Letters: Readers discuss growing up black, the FFA reauthorization bill, health care reform
Black lives matter
I am a black man. Being black does not mean being poor, uneducated, a criminal or alcohol or drug addict. Race does not define who I am.
I refuse to be a statistic. My working-class parents did not have a high school education, but they taught me the value of work and education.
My father was self-employed. We were not rich or poor. We owned our house and drove new cars. We were never on welfare.
My parents taught me that being black is not a liability and to take personal responsibility for how I live my life.
I thank my parents for teaching me that my black life matters.
J.B. Strong
Overland Park
Good legislation
U.S. Rep. Sam Graves co-sponsored the FAA reauthorization bill, the 21st Century Aviation Innovation, Reform, and Reauthorization Act. My organization, the National Air Traffic Controllers Association, supports this legislation because it fully aligns with NATCA’s policies, practices and core principles.
Our labor union is proud to represent nearly 20,000 highly skilled air traffic controllers, engineers and other aviation safety-related professionals, including 186 members in Missouri. NATCA has advocated for a stable, predictable funding stream to operate and improve America’s airspace system.
The U.S. airspace is the busiest in the world. Aviation is vital to our national economy and that of Missouri. This bill would facilitate system and facility modernization and preventative maintenance. It would support essential air traffic control services and protect the air traffic controllers, including their pay, benefits, retirement and collective-bargaining rights. Equally important, this bill would allow the United States to maintain the safest and most efficient air traffic control system in the world.
NATCA applauds the hard work of Graves and other members of Congress to develop this legislative proposal.
Bryan Schwappach
Lee’s Summit
Health care redux
One of the benefits of getting older is that you’ve heard it all before. Take the current health care debate.
Republicans say they would like to insure all of us but we just can’t afford it. They feel our pain; they just don’t share our pain.
These arguments from Republicans always end up in the same place, and that’s money.
One of the reasons we can’t afford to take care of sick people is that the top tax rate has been lowered from 91 percent in 1960 to 39.6 percent today. And Republicans want to take it lower.
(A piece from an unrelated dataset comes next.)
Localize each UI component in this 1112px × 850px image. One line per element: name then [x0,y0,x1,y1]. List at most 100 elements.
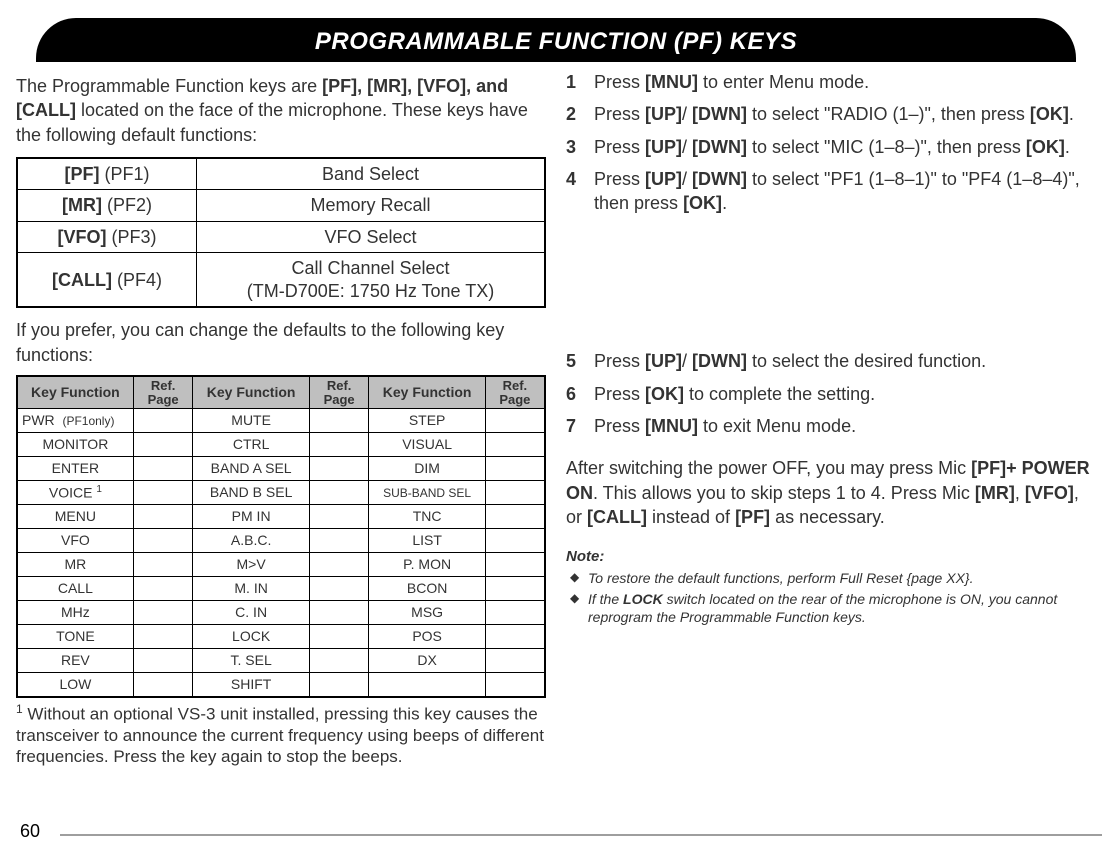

Every time they propose lower rates, they argue that it will increase revenues through growth. It doesn’t.
When President Ronald Reagan cut taxes, the debt nearly tripled. Similar results occurred when President George W. Bush cut taxes. Debt went down when President Bill Clinton raised taxes.
These are phony self-serving arguments designed to accomplish one thing: make the wealthy wealthier.
We have seen this play before.
John Chapman
Kansas City
Ashcroft, voters
You have to admire the hypocrisy of Missouri Secretary of State Jay Ashcroft.
Here is a man who fought against Real ID, the plan that would allow a Missouri driver’s license to be used to board aircraft and enter government buildings, because he claimed that was an invasion of our privacy.
But when Kris Kobach demands that voter information, including partial Social Security numbers, be made public, Ashcroft is right there.
Christopher Hope
Kansas City
Vitae Foundation
It is very interesting that the supporters of Planned Parenthood are trying to pressure the Royals into dropping ads for the Vitae Foundation. This is a typical tactic they use when alternatives to abortion are expressed in any forum.
Vitae never tells women, “Don’t go to Planned Parenthood” or anywhere else to terminate their pregnancies, but it does tell women who want to keep their babies about supportive places to go. Women who need counseling or care certainly will not get it from Planned Parenthood.
The Vitae Foundation is a caring organization pregnant women can turn to for prenatal care and beyond. Royals, don’t be bullied by Planned Parenthood.
Gene Zwolinski
Leawood
The naysayers
I’ve noticed something interesting about many in the city’s anti-development crowd, such as Dan Coffey: They are often part of the very generation that let the city get run down in the first place.